Using typical past reforms as a basis for simulation, the new framework provides a number of results for the main policy variables. First, 5 years after the reforms, product market regulation has the largest overall single policy impact. However, the combined impact of all labour market policies is considerably larger than that of product market regulation and the remaining policies combined (corporate taxes and R&D spending). Some specific policies only have a minor impact on per capita income levels. They include the legal retirement age and business spending on R&D.

Second, policy impacts can differ at different horizons. For some policies, the overall long-term effects on GDP per capita can be considerably larger than the 5- to 10-year impacts. This is particularly the case of policies that influence GDP per capita through capital deepening (product market regulation, employment protection legislation and spending on active labour market policies). The long-term impact of other policies, mostly labour market policies transiting only via the employment rate channel, materialises at shorter horizon.

Third, the new framework shows the determinants of policies through the separate supply-side channels.

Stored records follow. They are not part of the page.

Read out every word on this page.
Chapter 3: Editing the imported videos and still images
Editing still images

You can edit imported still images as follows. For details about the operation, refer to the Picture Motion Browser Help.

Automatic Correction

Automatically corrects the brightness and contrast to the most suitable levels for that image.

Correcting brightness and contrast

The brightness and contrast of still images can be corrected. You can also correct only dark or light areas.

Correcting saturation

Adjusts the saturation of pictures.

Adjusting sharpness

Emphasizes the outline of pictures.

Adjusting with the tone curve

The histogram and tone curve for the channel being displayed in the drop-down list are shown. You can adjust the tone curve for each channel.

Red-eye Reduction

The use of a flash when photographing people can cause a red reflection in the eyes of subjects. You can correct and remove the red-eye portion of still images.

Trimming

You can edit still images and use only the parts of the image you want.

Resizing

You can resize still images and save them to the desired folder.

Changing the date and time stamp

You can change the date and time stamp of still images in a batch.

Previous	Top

Fourth, different policies have different impacts on the separate supply-side channels. For instance, corporate taxes have a much larger impact on investment than product market regulations. The impact of legal retirement age on the employment rate is roughly 5 times smaller than that found for minimum wages, maternity leave weeks or ALMP spending.

Finally, there is no robust relationship between employment protection legislation reform and the aggregate employment rate. Some policy areas (family benefits, pension age) can be assessed and included in the framework only by demographic groups. Hence as a benchmark in future quantification exercises, the effects found when aggregating across demographic groups could be used.